Wie sie denn das herausgefunden habe, will ich nun wissen. »Weil Sie genauso Italienisch sprechen wie il Santo Padre.«
Nun kann ich mir zugutehalten, dass Papst Benedikt XVI. ein exzellentes Italienisch spricht, jedenfalls grammatikalisch. Seinen weichen süddeutschen Akzent finden die Römer allerdings drollig. Besonders gefällt es ihnen, wenn er »gioia« sagt, was »Freude« bedeutet. Er spricht »gioia« so weich aus, dass man meint, einen Germknödel durch die Luft rollen zu sehen. Der Heilige Vater mag bekanntlich österreichische Süßspeisen.
Neulich war ich bei einem befreundeten italienischen Journalisten zum Abendessen eingeladen, bei dem auch ein Vize-Direktor des Staatsfernsehens Rai dabei war. Wir diskutierten über Politik und über den Vatikan. Auf einmal sah mich der Rai-Journalist nachdenklich an und fragte höflich: »Gibt es in deutschen Schulen und Sprachschulen eigentlich keinen Phonetikunterricht?«
»Wieso? Wie meinen Sie das?«, antwortete ich verwundert.
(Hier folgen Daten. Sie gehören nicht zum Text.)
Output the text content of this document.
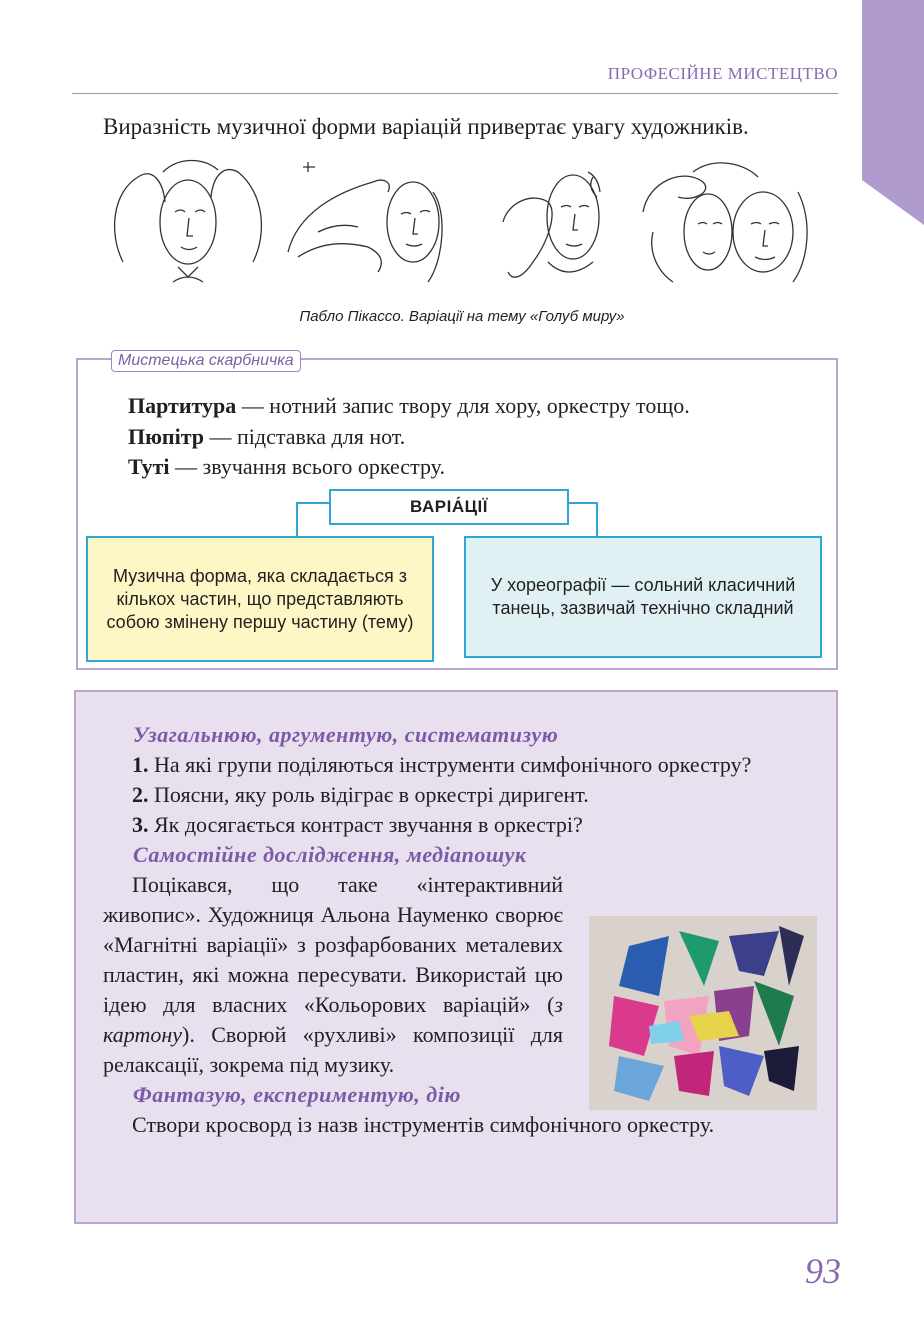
ПРОФЕСІЙНЕ МИСТЕЦТВО
Виразність музичної форми варіацій привертає увагу художників.
Пабло Пікассо. Варіації на тему «Голуб миру»
Мистецька скарбничка
Партитура — нотний запис твору для хору, оркестру тощо.
Пюпітр — підставка для нот.
Туті — звучання всього оркестру.
ВАРІА́ЦІЇ
Музична форма, яка складається з кількох частин, що представляють собою змінену першу частину (тему)
У хореографії — сольний класичний танець, зазвичай технічно складний
Узагальнюю, аргументую, систематизую
1. На які групи поділяються інструменти симфонічного оркестру?
2. Поясни, яку роль відіграє в оркестрі диригент.
3. Як досягається контраст звучання в оркестрі?
Самостійне дослідження, медіапошук
Поцікався, що таке «інтерактивний живопис». Художниця Альона Науменко сворює «Магнітні варіації» з розфарбованих металевих пластин, які можна пересувати. Використай цю ідею для власних «Кольорових варіацій» (з картону). Сворюй «рухливі» композиції для релаксації, зокрема під музику.
Фантазую, експериментую, дію
Створи кросворд із назв інструментів симфонічного оркестру.
93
»Also, ich meine: Lernt man dort keine Aussprache? Nehmen Sie zum Beispiel mal den Papst. Er spricht eigentlich gut Italienisch. Aber einige Ausdrücke klingen bei ihm so seltsam.«
»Welche zum Beispiel?«
»Na ja«, der Vize-Direktor unterdrückte ein Grinsen, »der Papst möchte in seinen Ansprachen oft vom ›bene comune‹ reden – vom ›Gemeinwohl‹. Er spricht es aber immer wie ›pene comune‹ aus. Das bedeutet etwas ganz anderes, wenn Sie verstehen, was ich meine, und das klingt für uns Italiener seltsam, sehr seltsam! Dass ihm das keiner sagt!«
Was soll ich also davon halten, wenn die Barfrau meine Italienischkünste mit denen Benedikts vergleicht? Und muss ich auf mein Bier verzichten, nur weil ich das »r« in »birra« nicht richtig rollen kann?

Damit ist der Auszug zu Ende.